The burden of the righteous is very heavy but their power is also immense. That power has been evident through out history when in some cases the righteous stance of one single individual has triggered events that have changed the course of history itself. That same inspiring power is what we identify in the righteous stance of the students in Venezuela.

In this ageless and on going confrontation between freedom and oppression tyrants and dictators have the upper hand because they do not have to follow rules. The righteous though have the inspiring power of their principles and that is what despots fear the most.

Those of us who, as me, happen to be religious have twice that burden since we are compelled as well to take a stance when matters of faith are at stake.

I sincerely believe that, on December 2, all Venezuelans who believe in freedom and democracy have no choice but to take a stance and vote regardless of what the outcome of the election is and even though there are strong indications that the election will be fraudulent. As I said before, in matters of principle you can not stand on the sidelines and avoid taking a stance if at all, to let the tyrant know that the will and determination of those who believe in freedom is not and will never be broken.

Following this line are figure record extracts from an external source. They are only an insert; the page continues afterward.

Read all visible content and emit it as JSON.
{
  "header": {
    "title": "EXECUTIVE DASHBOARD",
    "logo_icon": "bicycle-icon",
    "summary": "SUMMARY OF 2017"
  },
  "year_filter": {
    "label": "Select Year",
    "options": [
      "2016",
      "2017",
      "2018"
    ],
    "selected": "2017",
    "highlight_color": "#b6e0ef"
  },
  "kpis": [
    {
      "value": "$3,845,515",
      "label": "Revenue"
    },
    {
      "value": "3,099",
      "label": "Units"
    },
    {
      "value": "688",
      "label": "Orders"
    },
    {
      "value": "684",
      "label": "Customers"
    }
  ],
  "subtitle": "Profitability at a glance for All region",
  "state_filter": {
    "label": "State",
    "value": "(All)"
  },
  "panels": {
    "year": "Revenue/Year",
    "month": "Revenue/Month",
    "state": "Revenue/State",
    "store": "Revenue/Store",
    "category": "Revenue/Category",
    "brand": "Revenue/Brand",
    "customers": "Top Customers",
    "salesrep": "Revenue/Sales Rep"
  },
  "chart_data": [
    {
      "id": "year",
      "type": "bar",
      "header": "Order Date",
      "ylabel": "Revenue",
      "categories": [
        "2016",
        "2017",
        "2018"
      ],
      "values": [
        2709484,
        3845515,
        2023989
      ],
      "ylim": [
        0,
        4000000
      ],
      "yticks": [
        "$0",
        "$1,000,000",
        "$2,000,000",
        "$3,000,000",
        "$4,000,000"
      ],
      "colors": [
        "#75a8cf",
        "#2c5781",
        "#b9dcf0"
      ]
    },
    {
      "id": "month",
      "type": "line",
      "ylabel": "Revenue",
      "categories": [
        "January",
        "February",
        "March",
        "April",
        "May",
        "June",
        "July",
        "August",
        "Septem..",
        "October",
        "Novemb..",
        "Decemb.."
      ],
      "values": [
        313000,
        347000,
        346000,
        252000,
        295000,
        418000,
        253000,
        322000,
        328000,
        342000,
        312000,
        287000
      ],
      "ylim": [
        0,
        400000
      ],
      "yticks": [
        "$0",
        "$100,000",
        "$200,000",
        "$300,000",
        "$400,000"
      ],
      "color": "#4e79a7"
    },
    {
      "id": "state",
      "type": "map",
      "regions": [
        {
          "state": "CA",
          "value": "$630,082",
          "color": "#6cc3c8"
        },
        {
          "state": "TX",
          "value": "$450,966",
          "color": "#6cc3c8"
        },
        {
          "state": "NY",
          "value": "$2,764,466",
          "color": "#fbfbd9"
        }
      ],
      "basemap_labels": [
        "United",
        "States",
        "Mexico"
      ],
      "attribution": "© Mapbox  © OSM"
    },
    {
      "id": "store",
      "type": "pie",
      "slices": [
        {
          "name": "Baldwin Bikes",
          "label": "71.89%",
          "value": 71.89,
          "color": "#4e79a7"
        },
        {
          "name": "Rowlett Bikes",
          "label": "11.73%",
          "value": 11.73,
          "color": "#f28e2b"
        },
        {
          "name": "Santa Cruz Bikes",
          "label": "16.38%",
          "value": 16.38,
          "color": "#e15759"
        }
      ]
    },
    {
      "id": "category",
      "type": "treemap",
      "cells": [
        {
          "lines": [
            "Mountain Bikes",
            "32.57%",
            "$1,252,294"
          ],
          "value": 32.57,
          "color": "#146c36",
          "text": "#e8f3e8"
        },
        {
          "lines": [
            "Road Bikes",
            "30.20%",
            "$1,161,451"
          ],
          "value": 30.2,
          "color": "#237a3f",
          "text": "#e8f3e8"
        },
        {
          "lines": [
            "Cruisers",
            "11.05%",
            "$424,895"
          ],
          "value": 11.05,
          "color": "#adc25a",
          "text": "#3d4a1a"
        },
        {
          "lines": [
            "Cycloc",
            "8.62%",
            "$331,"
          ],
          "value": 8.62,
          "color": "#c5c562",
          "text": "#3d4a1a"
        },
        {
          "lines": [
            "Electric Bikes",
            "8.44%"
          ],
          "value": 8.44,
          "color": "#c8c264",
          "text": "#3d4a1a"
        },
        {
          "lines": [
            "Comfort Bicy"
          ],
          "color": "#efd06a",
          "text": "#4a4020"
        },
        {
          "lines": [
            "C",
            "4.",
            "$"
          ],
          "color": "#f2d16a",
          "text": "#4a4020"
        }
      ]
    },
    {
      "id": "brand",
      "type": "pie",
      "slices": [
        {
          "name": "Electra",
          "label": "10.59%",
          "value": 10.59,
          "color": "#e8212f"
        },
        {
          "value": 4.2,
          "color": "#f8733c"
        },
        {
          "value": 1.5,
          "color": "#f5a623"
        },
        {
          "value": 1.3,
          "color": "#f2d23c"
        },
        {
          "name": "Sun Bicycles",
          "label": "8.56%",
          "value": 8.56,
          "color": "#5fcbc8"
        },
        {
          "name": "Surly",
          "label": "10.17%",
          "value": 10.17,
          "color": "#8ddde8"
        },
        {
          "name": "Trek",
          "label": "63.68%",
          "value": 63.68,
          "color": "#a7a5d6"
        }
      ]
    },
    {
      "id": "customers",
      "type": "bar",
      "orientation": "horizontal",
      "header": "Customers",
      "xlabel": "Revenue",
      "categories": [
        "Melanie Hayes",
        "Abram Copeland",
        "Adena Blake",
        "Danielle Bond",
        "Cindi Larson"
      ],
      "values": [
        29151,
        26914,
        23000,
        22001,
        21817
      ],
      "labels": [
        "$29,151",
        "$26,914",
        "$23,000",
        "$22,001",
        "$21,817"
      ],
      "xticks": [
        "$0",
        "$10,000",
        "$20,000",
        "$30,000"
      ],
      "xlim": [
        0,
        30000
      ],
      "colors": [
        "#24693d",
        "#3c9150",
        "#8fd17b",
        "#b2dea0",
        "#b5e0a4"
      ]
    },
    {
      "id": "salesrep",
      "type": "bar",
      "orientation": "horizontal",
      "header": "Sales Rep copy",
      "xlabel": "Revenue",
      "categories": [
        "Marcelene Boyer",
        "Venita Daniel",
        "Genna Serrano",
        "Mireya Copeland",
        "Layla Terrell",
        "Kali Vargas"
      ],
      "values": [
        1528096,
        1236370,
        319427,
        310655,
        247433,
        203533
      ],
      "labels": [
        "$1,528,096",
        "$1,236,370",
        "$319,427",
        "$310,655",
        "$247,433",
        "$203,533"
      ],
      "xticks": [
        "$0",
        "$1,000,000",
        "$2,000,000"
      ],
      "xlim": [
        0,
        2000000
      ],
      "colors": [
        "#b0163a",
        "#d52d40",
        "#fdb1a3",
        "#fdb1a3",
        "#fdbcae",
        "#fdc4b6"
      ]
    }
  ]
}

I wish all Venezuelans the best in these times of trial and hope that better times lie ahead for themselves, their families and their country.

I also want to thank my fellow blogger Feathers for being so stubborn, passionate and uncompromising when it comes to defending her points of view and beliefs. By doing so she encouraged me to write this post and made me realize that I also needed to be reminded of the above concepts.

I leave you with a quote that is credited to Edmund Burke; a quote I think is indeed self explanatory:

“The only thing necessary for the triumph of evil is for good men to do nothing.”